Capítulo noventa y uno Almirante

Tú no lo conociste. Se lo llevaron antes que tú vi nieras. De él aprendí la nobleza. Como ves, la tabla con su nombre sigue sobre el pesebre que fué suyo, en el que están su silla, su bocado y su cabestro.

¡Qué ilusión cuando entró en el corral por vez primera, Platero! Era marismeño y con él venía a mí un cúmulo de fuerza, de vivacidad, de alegría. ¡Qué bonito era! Todas las mañanas, muy temprano, me iba con él ribera abajo y galopaba por las marismas levantando las bandadas de grajos que me rodeaban por los molinos cerrados. Luego subía por la carretera y entraba, en duro y cerrado trote corto, por la calle Nueva.
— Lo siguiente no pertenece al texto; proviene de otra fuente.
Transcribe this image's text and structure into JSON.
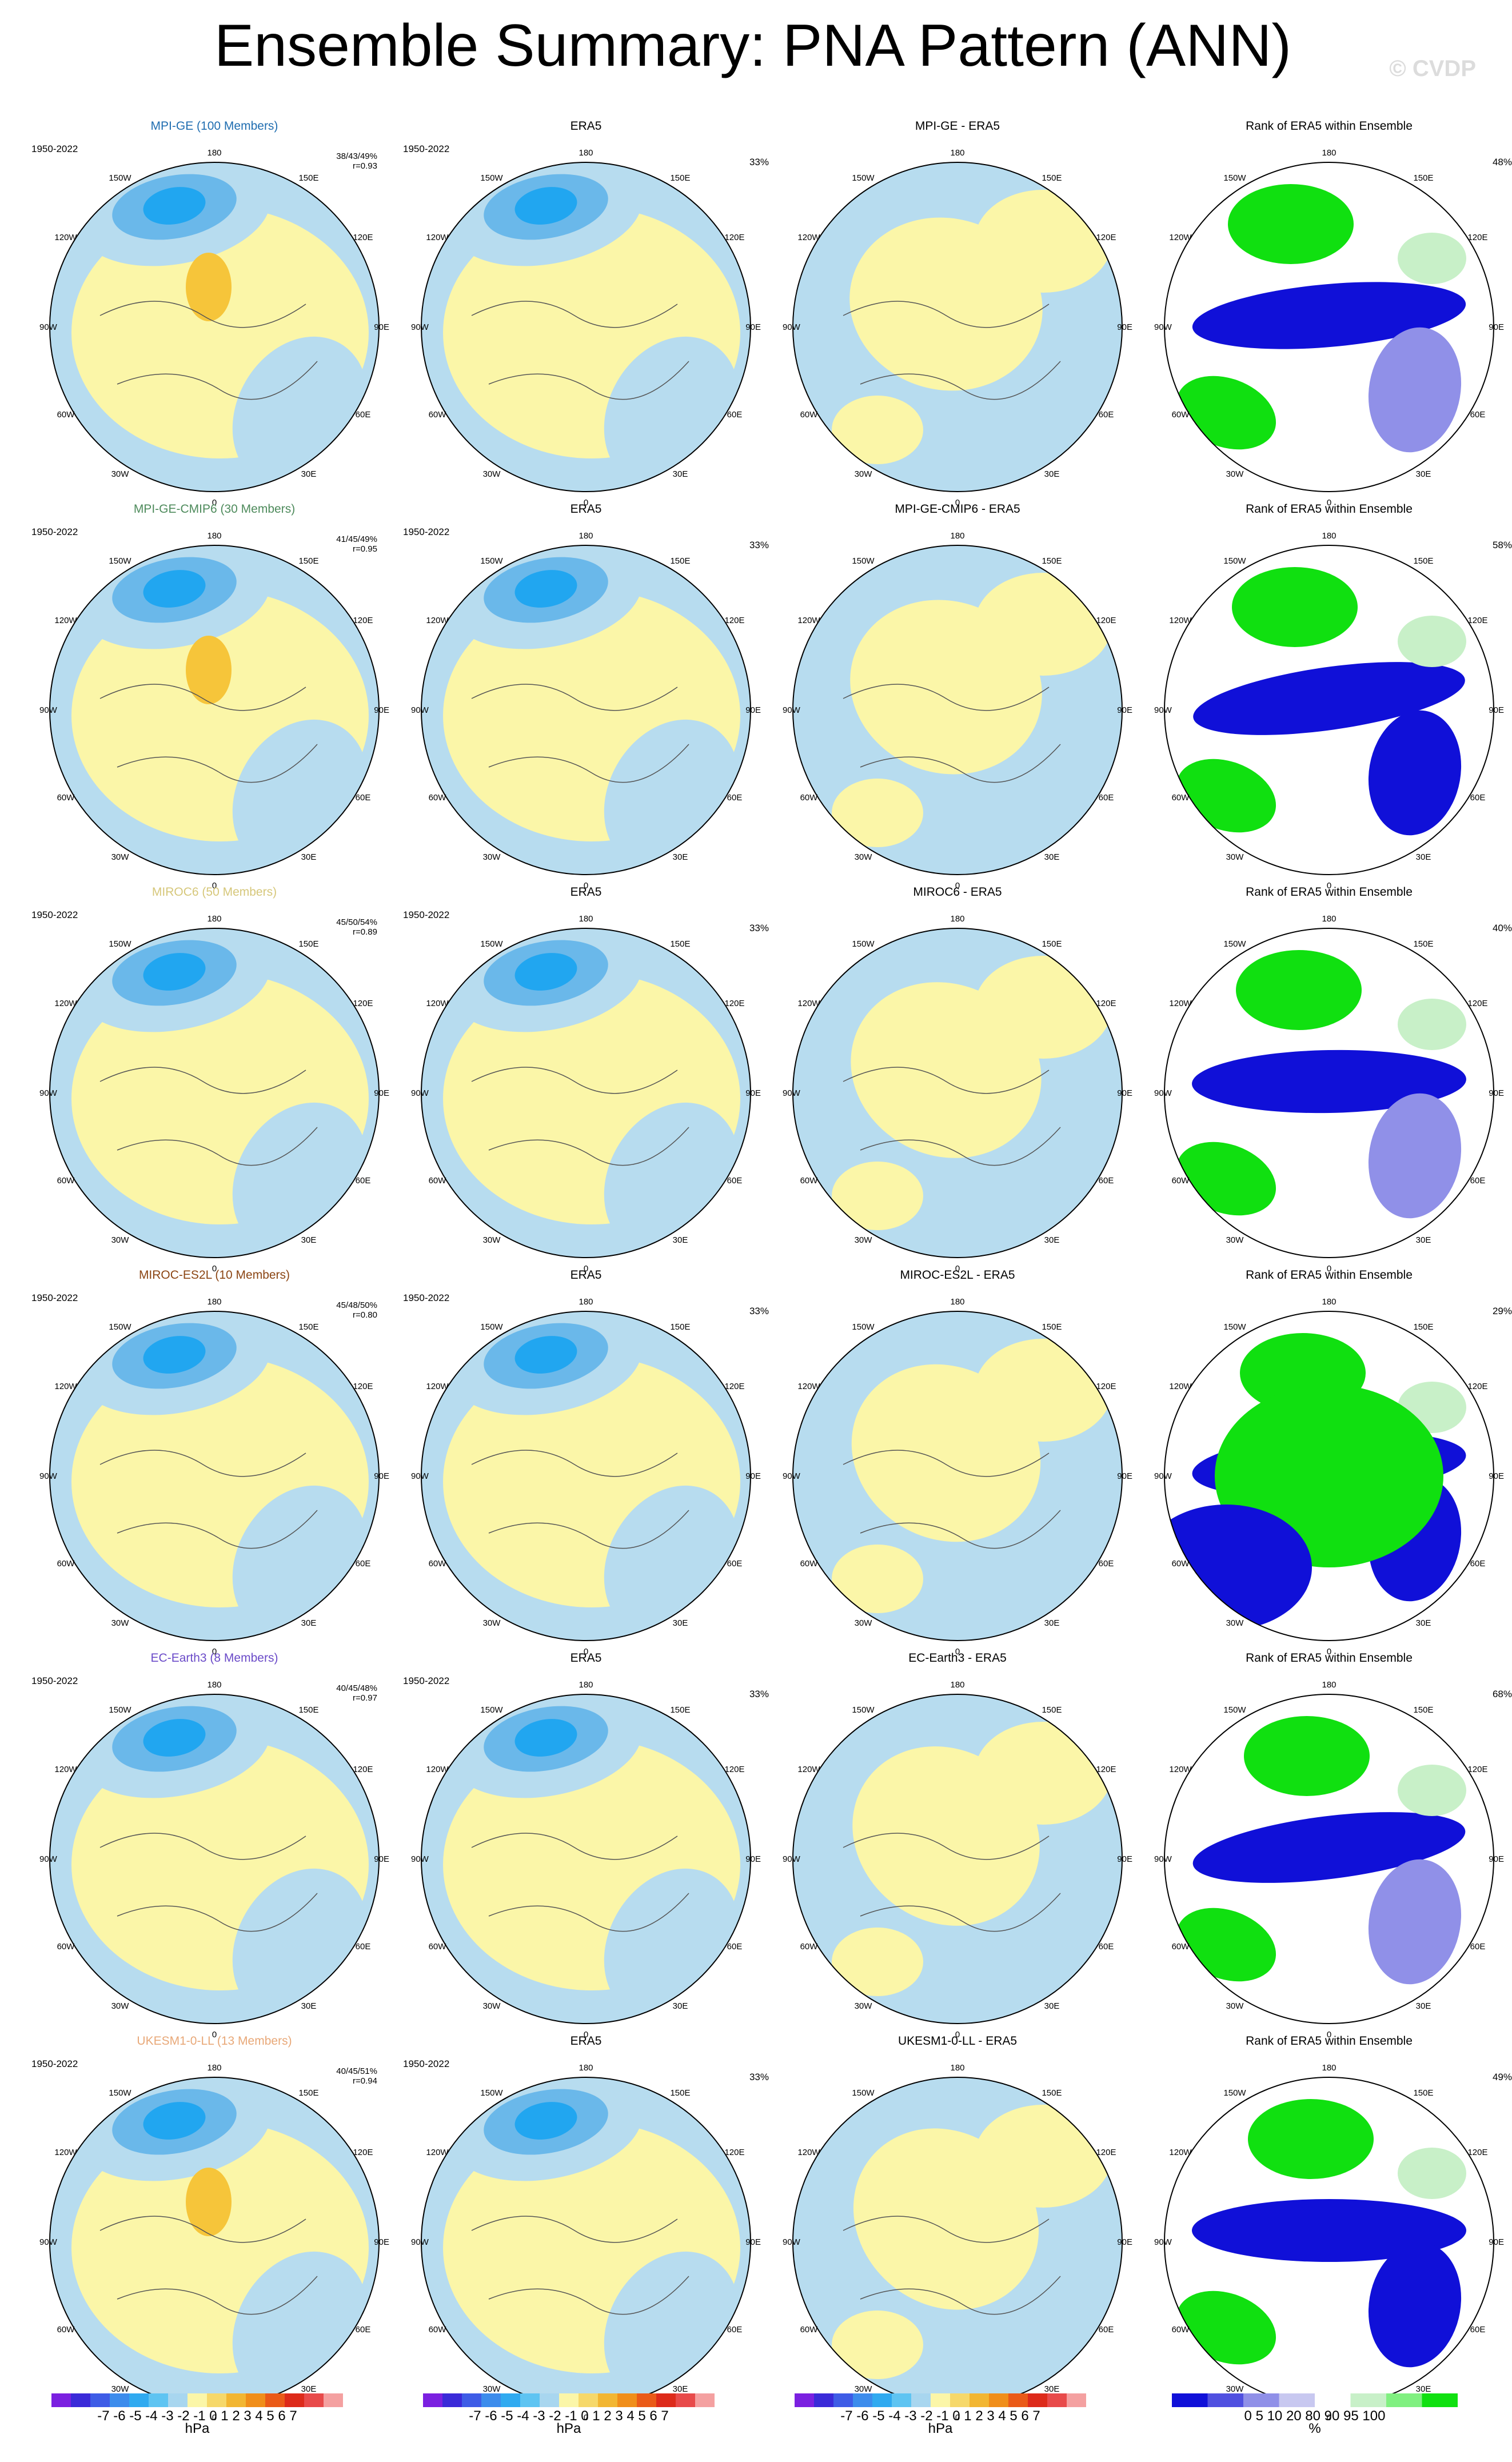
{
  "title": "Ensemble Summary: PNA Pattern (ANN)",
  "watermark": "© CVDP",
  "period": "1950-2022",
  "era5_pct": "33%",
  "obs_title": "ERA5",
  "rank_title": "Rank of ERA5 within Ensemble",
  "lon_labels": {
    "top": "180",
    "bottom": "0",
    "left": "90W",
    "right": "90E",
    "ul1": "150W",
    "ul2": "120W",
    "ur1": "150E",
    "ur2": "120E",
    "ll1": "60W",
    "ll2": "30W",
    "lr1": "60E",
    "lr2": "30E"
  },
  "rows": [
    {
      "model": "MPI-GE (100 Members)",
      "color": "#1f6db0",
      "stats1": "38/43/49%",
      "stats2": "r=0.93",
      "diff": "MPI-GE - ERA5",
      "rank_pct": "48%"
    },
    {
      "model": "MPI-GE-CMIP6 (30 Members)",
      "color": "#4d8a5b",
      "stats1": "41/45/49%",
      "stats2": "r=0.95",
      "diff": "MPI-GE-CMIP6 - ERA5",
      "rank_pct": "58%"
    },
    {
      "model": "MIROC6 (50 Members)",
      "color": "#d6c77a",
      "stats1": "45/50/54%",
      "stats2": "r=0.89",
      "diff": "MIROC6 - ERA5",
      "rank_pct": "40%"
    },
    {
      "model": "MIROC-ES2L (10 Members)",
      "color": "#8b4513",
      "stats1": "45/48/50%",
      "stats2": "r=0.80",
      "diff": "MIROC-ES2L - ERA5",
      "rank_pct": "29%"
    },
    {
      "model": "EC-Earth3 (8 Members)",
      "color": "#6a4ac8",
      "stats1": "40/45/48%",
      "stats2": "r=0.97",
      "diff": "EC-Earth3 - ERA5",
      "rank_pct": "68%"
    },
    {
      "model": "UKESM1-0-LL (13 Members)",
      "color": "#e8a878",
      "stats1": "40/45/51%",
      "stats2": "r=0.94",
      "diff": "UKESM1-0-LL - ERA5",
      "rank_pct": "49%"
    }
  ],
  "colorbars": {
    "hpa_ticks": "-7 -6 -5 -4 -3 -2 -1 0 1 2 3 4 5 6 7",
    "hpa_units": "hPa",
    "hpa_colors": [
      "#7b20e0",
      "#3a2ad8",
      "#3e5ce6",
      "#3c8cec",
      "#30aaf0",
      "#5ec4f2",
      "#a8d6ef",
      "#fbf6a8",
      "#f6d86a",
      "#f2b632",
      "#f08e1a",
      "#ea5a18",
      "#dd2a1a",
      "#e84a4a",
      "#f4a0a0"
    ],
    "rank_ticks": "0 5 10 20 80 90 95 100",
    "rank_units": "%",
    "rank_colors": [
      "#1010d8",
      "#5050e0",
      "#9090e8",
      "#c8c8f0",
      "#ffffff",
      "#c8f0c8",
      "#80f080",
      "#10e010"
    ]
  },
  "map_colors": {
    "neg": "#b7dcef",
    "pos": "#fbf6a8",
    "neg2": "#6ab8ea",
    "neg3": "#21a6f0",
    "pos2": "#f6c53a",
    "rank_hi": "#10e010",
    "rank_lo": "#1010d8"
  }
}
Una tarde de invierno vino a mi casa monsieur Dupont, el de las bodegas de San Juan, su fusta en la mano. Dejó sobre el velador de la salita unos billetes y se fue con Lauro hacia el corral. Después, ya anochecido, como en un sueño, vi pasar por la ventana a monsieur Dupont con Almirante, enganchado en su charret, calle Nueva arriba, entre la lluvia.

No sé cuántos días tuve el corazón encogido. Hubo que llamar al médico y me dieron bromuro y éter y no sé qué más, hasta que el tiempo, que todo lo borra, me lo quitó del pensamiento, como me quitó a Lord y a la niña también, Platero.

Sí, Platero. ¡Qué buenos amigos hubierais sido Almirante y tú!